Further down the road access to many things and functions will be delved by some robotic, AI or AR interface so at long last we can sit back and become blobs totally incapable of dexterity and motivation.
I feel better already!
[doublepost=1526170222][/doublepost]It's a rainy Saturday nite here .. I'm going to go off-topic yet again ... I'm always touting "just stay legacy if you want it to continue working" -
this week I needed to scan a doc for my wife ... nooo problem I told her .. slam the top down on the platen - push scan - set destination and no Mac anywhere to be seen.
turns out ... 10.13.4 breaks Canon software with no planned upgrade from Canon - "No longer supported" this fine multi-function printer is now 1/3 useless .... could it be the transition to 64-bit will destroy the rest of my kingdom?
This process has become a process of self--ucking and I know it now. I keep telling myself - when you bought electronic gear in the past it did the same things the last day it worked that it did the first day and life was wonderful.
Stop The Madness!!
Conversely ... I couldn't believe it - you can buy a damn good mf-printer for under $100.00 - let's see that's how many ink cartridges and how many calls to customer support?
Doesn't Image Capture work? I had that problem with an Epson Scanner.
[doublepost=1526208681][/doublepost]
I suppose everybody has seen this:
https://appleinsider.com/articles/1...ably-getting-trounced-by-cheap-intel-hardware
Still loving my 2014 Mini. It’s my daily desktop. Perfectly adequate, though I would be happy with an upgrade. Love the peripherals flexibility.

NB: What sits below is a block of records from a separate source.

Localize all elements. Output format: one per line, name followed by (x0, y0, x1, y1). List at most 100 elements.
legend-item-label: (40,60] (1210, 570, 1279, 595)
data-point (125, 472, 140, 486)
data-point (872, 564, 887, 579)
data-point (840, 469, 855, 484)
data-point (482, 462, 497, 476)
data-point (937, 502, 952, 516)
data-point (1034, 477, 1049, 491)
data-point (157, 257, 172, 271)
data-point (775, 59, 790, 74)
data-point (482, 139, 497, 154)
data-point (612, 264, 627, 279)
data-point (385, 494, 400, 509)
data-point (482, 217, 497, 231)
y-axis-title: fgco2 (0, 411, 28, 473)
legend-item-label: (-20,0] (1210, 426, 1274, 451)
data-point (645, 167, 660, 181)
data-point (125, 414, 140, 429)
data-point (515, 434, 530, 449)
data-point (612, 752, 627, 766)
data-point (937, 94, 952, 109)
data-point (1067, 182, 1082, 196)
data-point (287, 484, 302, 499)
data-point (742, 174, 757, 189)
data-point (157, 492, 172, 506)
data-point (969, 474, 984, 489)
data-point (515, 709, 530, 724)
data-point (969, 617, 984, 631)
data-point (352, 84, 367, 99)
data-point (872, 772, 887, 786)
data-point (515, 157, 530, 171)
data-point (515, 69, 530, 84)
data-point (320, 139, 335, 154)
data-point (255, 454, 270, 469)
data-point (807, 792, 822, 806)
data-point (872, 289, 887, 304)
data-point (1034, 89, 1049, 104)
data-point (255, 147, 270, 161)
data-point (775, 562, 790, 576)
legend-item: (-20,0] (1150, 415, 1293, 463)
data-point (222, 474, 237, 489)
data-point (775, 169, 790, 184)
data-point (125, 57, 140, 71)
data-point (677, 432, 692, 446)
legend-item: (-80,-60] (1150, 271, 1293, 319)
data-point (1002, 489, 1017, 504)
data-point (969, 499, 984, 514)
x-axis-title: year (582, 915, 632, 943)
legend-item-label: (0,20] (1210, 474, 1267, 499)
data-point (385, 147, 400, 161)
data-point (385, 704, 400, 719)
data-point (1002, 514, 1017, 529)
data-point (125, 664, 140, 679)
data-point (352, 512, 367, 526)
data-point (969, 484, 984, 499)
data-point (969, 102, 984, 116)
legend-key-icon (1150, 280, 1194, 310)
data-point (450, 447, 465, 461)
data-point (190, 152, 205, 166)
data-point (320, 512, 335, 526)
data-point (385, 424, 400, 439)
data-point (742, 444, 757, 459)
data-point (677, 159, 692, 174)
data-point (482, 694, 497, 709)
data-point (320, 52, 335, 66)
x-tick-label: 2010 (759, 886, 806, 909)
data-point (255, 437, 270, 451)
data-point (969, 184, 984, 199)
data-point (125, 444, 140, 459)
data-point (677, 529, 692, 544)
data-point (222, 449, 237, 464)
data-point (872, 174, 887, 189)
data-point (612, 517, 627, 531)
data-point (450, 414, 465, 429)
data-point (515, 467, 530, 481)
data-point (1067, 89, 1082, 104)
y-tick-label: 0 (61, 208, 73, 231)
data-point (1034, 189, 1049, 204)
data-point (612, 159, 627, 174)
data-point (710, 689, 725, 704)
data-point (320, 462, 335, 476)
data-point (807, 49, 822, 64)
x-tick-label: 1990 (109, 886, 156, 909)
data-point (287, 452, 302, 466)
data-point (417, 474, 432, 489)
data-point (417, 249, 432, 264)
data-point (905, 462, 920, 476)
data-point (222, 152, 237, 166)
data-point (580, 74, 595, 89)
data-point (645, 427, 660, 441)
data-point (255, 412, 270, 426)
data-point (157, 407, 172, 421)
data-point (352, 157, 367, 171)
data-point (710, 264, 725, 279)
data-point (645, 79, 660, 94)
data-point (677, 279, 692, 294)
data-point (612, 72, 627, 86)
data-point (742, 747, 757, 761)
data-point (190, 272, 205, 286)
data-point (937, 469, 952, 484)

I think at the moment on the basis of the old 2014 philosophy of just one motherboard (and CPU socket) for the entire range Apple have to decide between 15w CPU or 28w CPU across the board. And it has to be something that Apple can gain economy of scale off.
The 15w choice is probably the quad core
i5-8250u but that's yet to end up in anything else. The lowest SKU iMac currently carries an
i5-7260u CPU from the MacBook Pro 13" non touch bar (with Iris Plus Graphics 640) which doesn't currently have a Coffee Lake equivalent. If Apple were going to use that they would have given us a 2017 Mini last June when the MacBook Pros came out.
The 28w choice would be the
i5-8259u with Iris Plus Graphics 655 but that's likely to go into the Touch Bar MacBook Pro 13" making a low end Mac Mini very difficult to achieve.
If Apple were splitting the difference they'd use the
i3-8109u on the assumption that the 2018 non touch bar MacBook Pro 13" continues with that CPU and there's no i5 15w Iris Plus Graphics planned going forward.
That i3 is 28w with good Iris Plus Graphics 655, but not as many cores as the Touch Bar MacBook Pro would get - just 2 cores, 4 threads but with a base frequency of 3GHz.
Headless Mac Mini users would conceivably get a unit they could plug into an eGPU for graphics performance without threatening any iMac. If they wanted to allow soldered on DDR4-2400 RAM the Mini could achieve 32Gb RAM too.